In the Name of the Father (1993) directed by Jim Sheridan, written by Terry George and Jim Sheridan. Starring Daniel Day-Lewis, Pete Postlethwaite and Emma Thompson. This is an autobiographical story adapted from Proved Innocent: The Story of Gerry Conlon of the Guildford Four by Gerry Conlon.

Synopsis: Gerry Conlon (Daniel Day-Lewis) is a young Irish rogue living in Belfast during the 1970s. After a run in with the IRA, he is narrowly saved by his father Giuseppe Conlon (Pete Postlethwaite). Gerry is sent to live in London with his aunt as a result. However, instead he takes this opportunity to explore the city with his friend Paul Hill (John Lynch). One night, there is an explosion at a local pub which kills a number of people and injures many more. After returning to Belfast, Gerry is implicated as being involved in the bombing and is sent to prison along with three others. His father Giuseppe is also sent to prison along with some more of Gerry’s relatives, and in this time father and son have to deal with the harsh realities of a life in prison despite their innocence. Gareth Peirce (Emma Thompson) is the lawyer campaigning for their release.

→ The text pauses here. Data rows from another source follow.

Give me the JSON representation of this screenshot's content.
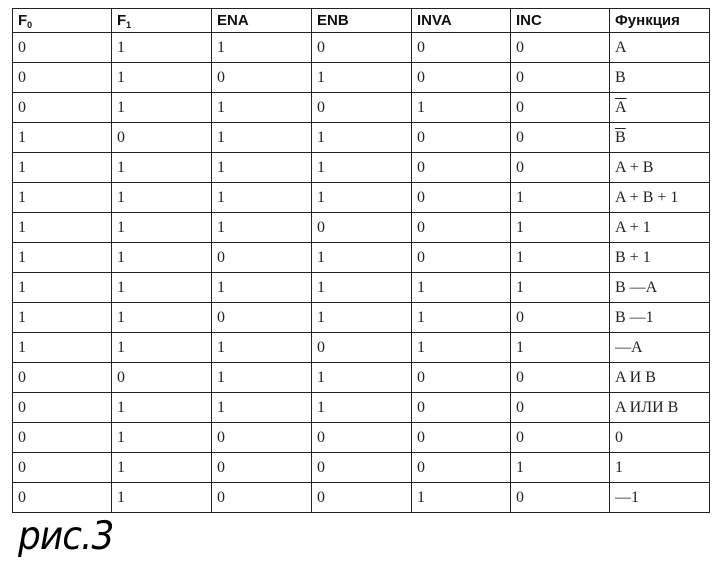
{
  "table": {
    "headers": [
      {
        "base": "F",
        "sub": "0"
      },
      {
        "base": "F",
        "sub": "1"
      },
      {
        "base": "ENA"
      },
      {
        "base": "ENB"
      },
      {
        "base": "INVA"
      },
      {
        "base": "INC"
      },
      {
        "base": "Функция"
      }
    ],
    "rows": [
      {
        "cells": [
          "0",
          "1",
          "1",
          "0",
          "0",
          "0"
        ],
        "func": "A",
        "overline": false
      },
      {
        "cells": [
          "0",
          "1",
          "0",
          "1",
          "0",
          "0"
        ],
        "func": "B",
        "overline": false
      },
      {
        "cells": [
          "0",
          "1",
          "1",
          "0",
          "1",
          "0"
        ],
        "func": "A",
        "overline": true
      },
      {
        "cells": [
          "1",
          "0",
          "1",
          "1",
          "0",
          "0"
        ],
        "func": "B",
        "overline": true
      },
      {
        "cells": [
          "1",
          "1",
          "1",
          "1",
          "0",
          "0"
        ],
        "func": "A + B",
        "overline": false
      },
      {
        "cells": [
          "1",
          "1",
          "1",
          "1",
          "0",
          "1"
        ],
        "func": "A + B + 1",
        "overline": false
      },
      {
        "cells": [
          "1",
          "1",
          "1",
          "0",
          "0",
          "1"
        ],
        "func": "A + 1",
        "overline": false
      },
      {
        "cells": [
          "1",
          "1",
          "0",
          "1",
          "0",
          "1"
        ],
        "func": "B + 1",
        "overline": false
      },
      {
        "cells": [
          "1",
          "1",
          "1",
          "1",
          "1",
          "1"
        ],
        "func": "B —A",
        "overline": false
      },
      {
        "cells": [
          "1",
          "1",
          "0",
          "1",
          "1",
          "0"
        ],
        "func": "B —1",
        "overline": false
      },
      {
        "cells": [
          "1",
          "1",
          "1",
          "0",
          "1",
          "1"
        ],
        "func": "—A",
        "overline": false
      },
      {
        "cells": [
          "0",
          "0",
          "1",
          "1",
          "0",
          "0"
        ],
        "func": "A И B",
        "overline": false
      },
      {
        "cells": [
          "0",
          "1",
          "1",
          "1",
          "0",
          "0"
        ],
        "func": "A ИЛИ B",
        "overline": false
      },
      {
        "cells": [
          "0",
          "1",
          "0",
          "0",
          "0",
          "0"
        ],
        "func": "0",
        "overline": false
      },
      {
        "cells": [
          "0",
          "1",
          "0",
          "0",
          "0",
          "1"
        ],
        "func": "1",
        "overline": false
      },
      {
        "cells": [
          "0",
          "1",
          "0",
          "0",
          "1",
          "0"
        ],
        "func": "—1",
        "overline": false
      }
    ]
  },
  "caption": "рис.3"
}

Movies based on true events are always risky because staying true to the source material is always at the forefront. Gerry Conlon is a massive figure in Irish history, and his story is one of the major miscarriages of justice in the contemporary world. Therefore, I was very curious to see the results. However, I thought this was great.

Daniel Day Lewis gives arguably his best performance, and I was gripped throughout with his portrayal of Gerry Conlon. This movie received seven Academy Award nominations including Best Actor in a Leading Role (Daniel Day-Lewis), Best Actor in a Supporting Role (Pete Postlethwaite), Best Actress in a Supporting Role (Emma Thompson), Best Director, Best Film Editing, Best Picture and Best Writing, Screenplay Based on Material from Another Medium. Therefore, this validates the universal critical acclaim this movie received.

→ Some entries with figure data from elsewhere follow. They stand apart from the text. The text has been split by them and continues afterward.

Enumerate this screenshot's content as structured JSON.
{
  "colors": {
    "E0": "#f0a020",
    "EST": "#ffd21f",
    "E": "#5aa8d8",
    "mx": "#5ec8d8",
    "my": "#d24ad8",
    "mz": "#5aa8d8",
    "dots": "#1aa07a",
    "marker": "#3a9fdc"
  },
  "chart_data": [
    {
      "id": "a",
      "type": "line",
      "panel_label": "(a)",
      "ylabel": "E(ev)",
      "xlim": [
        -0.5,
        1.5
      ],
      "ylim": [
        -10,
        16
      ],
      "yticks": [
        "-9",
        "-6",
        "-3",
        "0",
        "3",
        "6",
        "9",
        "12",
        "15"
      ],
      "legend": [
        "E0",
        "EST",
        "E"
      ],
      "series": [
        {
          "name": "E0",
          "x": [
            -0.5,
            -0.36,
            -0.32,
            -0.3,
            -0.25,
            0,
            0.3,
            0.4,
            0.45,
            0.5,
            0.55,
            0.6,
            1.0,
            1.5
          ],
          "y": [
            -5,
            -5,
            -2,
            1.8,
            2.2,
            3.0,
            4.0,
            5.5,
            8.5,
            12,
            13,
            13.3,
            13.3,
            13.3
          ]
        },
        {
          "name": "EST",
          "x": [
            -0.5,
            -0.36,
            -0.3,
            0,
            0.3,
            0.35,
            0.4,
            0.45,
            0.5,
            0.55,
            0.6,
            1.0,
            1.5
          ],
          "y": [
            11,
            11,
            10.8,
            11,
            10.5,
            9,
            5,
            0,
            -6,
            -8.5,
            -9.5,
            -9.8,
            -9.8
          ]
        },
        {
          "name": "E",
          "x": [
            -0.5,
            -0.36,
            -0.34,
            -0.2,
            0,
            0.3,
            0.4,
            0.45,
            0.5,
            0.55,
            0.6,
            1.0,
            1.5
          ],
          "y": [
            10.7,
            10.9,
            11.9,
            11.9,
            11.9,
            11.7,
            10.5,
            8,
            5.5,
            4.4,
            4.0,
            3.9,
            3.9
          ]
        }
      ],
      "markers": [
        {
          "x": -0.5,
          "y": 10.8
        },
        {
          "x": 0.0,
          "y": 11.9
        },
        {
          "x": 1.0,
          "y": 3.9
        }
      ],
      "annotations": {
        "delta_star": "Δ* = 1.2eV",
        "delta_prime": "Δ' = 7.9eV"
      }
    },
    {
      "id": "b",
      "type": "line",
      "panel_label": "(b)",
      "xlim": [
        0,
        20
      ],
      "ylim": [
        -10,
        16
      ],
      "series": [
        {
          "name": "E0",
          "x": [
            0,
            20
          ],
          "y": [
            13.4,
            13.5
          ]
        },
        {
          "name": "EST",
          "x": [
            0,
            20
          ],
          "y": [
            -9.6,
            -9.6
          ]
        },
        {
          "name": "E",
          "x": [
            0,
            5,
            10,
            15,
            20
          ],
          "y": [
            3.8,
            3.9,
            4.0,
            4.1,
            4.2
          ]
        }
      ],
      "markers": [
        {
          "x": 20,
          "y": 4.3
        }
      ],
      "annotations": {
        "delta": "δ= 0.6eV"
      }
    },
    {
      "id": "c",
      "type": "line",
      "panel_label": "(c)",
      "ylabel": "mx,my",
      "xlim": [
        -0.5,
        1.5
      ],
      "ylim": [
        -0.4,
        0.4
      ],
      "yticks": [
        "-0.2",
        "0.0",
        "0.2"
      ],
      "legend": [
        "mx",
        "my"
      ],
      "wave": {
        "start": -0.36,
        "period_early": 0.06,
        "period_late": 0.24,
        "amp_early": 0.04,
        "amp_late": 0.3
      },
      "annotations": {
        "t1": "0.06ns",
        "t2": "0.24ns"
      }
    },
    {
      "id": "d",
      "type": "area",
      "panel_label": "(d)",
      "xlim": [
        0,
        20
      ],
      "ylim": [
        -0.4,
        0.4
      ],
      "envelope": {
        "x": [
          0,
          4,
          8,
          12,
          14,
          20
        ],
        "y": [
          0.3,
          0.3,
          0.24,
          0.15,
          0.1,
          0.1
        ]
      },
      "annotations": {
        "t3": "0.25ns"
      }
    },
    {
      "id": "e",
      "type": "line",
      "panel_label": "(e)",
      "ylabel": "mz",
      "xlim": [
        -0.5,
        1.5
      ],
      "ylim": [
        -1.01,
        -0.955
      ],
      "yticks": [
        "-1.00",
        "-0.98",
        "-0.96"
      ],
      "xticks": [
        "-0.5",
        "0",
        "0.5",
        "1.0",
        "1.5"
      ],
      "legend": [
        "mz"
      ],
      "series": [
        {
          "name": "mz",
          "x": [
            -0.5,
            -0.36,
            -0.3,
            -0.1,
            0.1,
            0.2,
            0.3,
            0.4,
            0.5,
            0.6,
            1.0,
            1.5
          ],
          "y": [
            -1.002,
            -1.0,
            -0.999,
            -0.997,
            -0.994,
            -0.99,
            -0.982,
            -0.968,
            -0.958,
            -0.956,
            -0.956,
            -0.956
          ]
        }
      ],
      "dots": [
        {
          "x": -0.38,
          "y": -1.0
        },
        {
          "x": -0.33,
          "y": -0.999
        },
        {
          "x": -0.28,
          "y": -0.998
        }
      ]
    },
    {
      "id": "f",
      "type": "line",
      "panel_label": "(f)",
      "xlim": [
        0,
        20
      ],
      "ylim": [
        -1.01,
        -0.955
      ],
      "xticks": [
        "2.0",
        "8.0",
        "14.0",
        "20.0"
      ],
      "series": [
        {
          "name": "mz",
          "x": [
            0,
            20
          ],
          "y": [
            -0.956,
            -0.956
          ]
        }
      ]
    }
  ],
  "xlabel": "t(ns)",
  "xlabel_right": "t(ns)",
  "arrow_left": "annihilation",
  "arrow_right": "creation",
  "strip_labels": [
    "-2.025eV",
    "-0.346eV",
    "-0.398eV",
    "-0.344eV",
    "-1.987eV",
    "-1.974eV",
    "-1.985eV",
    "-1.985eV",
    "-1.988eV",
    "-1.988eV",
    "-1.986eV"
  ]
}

Pete Postlethwaite’s portrayal of Giuseppe Conlon was also great, and his onscreen chemistry with Day-Lewis was very effective. As they spend a large portion of screen-time together, the father/son relationship is extremely convincing. Postlethwaite died in 2011, however, this is a performance he should really be proud of.

Emma Thompson is equally as effective as Gareth Peirce, and she bounces well off Day-Lewis. I have yet to see her in a bad performance.

For me, I can tell a bad movie by the fact it does not provoke any type of emotional response. With this, I found myself becoming very frustrated throughout the story at the harsh treatment of some of these characters. I was emotionally invested all the way through this story.

I recommend this to anybody. Day-Lewis is one of the acting greats of our time, and this movie effectively illustrates this.